So now you choose to argue for a multiverse.
Nope. You are trying to assign to me a position that I do not hold. I make absolutely no claim as to the number of expandiverses that exist or that have existed beyond the one in which I find myself. I have thoroughly explained my (humanity's) severe lack of visibility. I do not know and I have no belief in that regard. I don't even have any interest. My only interest is in the properties of the expandiverse in which I find myself.
Light is not concrete nor a boundary.
Yes, it most certainly is. The light as I described it most certainly forms the boundary that I described.
This is assuming there is a 'first light',
Yes, which is why I took the time to explain the concept of a singularity. i.e. roll back time to the theoretical limit.
i.e. a Big Bang. Circular reasoning.
Nope. The idea of a singularity is a rational assumption based on countless observations. No one is requiring you to accept the observations, but you can't very well hold those observations against those who have made them and documented them.
You are making that claim,
I never have.
A gallon is not a measure of the universe.
Sure it is. I can point to one gallon of the universe right now. You can too.
No science is being discussed here.
That's what I've been saying. Nobody has breached any of Hawking's properties. All that has been discussed is the theoretical limit of a singularity, which is nothing more than a definition.
Also, Hawking addressed your idea of an infinitely timeless universe and noted that for it to be the case, the stars that we see would have had to have had an infinite supply of energy, having shown for an infinite amount of time. This is a valid argument that needs a response. If your answer is that God has been feeding the stars with energy for eternity, then there is a problem because science can't build religion into its models (Occam's Razor cuts it out).

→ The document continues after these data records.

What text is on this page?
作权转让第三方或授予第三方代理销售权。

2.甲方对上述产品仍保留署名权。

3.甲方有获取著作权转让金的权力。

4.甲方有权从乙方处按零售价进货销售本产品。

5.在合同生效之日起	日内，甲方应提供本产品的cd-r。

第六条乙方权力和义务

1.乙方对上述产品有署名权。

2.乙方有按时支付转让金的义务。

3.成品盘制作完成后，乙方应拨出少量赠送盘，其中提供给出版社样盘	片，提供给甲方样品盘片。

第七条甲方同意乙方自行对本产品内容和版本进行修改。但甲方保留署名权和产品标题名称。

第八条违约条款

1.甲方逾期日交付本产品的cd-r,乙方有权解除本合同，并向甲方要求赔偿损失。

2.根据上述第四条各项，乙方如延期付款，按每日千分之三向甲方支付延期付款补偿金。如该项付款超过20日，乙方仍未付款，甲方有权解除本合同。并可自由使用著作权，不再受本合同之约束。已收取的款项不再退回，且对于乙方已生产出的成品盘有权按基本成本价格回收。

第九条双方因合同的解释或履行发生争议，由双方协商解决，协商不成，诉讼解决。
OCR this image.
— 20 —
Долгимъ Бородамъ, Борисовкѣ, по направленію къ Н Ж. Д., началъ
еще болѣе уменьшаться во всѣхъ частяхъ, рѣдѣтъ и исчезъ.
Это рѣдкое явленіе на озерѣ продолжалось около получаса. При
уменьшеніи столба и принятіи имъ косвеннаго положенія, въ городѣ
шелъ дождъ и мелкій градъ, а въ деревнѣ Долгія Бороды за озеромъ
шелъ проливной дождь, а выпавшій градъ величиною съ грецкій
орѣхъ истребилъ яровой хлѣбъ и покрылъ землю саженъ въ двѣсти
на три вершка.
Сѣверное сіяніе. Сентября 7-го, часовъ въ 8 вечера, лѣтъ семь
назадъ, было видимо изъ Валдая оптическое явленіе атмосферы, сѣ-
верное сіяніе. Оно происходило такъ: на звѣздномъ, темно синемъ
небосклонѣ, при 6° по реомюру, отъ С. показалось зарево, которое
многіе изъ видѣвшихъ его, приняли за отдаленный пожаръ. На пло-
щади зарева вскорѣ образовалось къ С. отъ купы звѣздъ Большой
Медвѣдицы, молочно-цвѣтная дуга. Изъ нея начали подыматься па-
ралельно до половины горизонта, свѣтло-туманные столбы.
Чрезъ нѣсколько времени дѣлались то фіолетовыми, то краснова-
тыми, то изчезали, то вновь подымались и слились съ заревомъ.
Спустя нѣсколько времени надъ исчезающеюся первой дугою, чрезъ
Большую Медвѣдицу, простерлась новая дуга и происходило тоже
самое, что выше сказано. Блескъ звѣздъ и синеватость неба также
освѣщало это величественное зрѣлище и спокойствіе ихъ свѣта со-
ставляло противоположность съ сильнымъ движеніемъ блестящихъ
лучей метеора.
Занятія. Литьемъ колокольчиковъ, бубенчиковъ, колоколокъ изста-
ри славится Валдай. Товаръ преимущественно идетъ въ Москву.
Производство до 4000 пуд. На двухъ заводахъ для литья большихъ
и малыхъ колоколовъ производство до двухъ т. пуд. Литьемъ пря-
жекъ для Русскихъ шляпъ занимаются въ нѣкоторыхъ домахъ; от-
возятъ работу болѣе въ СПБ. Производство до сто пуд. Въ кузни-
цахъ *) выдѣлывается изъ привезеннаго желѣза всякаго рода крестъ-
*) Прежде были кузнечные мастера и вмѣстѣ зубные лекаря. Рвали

Without an explanation, however, the 2nd law of thermodynamics kills that idea. An expanding universe from a singularity not only does
not suffer from this problem, it conforms to all observations.
It's a tough model to circumvent on the science front. Religion, of course, provides an expanded possibility set, but those can't reside in science.
Note: if this thread should ever get beyond the singularity and the expanding universe description (in the book's introduction) and begin discussing the actual science in the thesis, Hawking references Maxwell's equations and their impact on science, and I'm looking forward to popping that out of my back pocket for a nice sub-thread.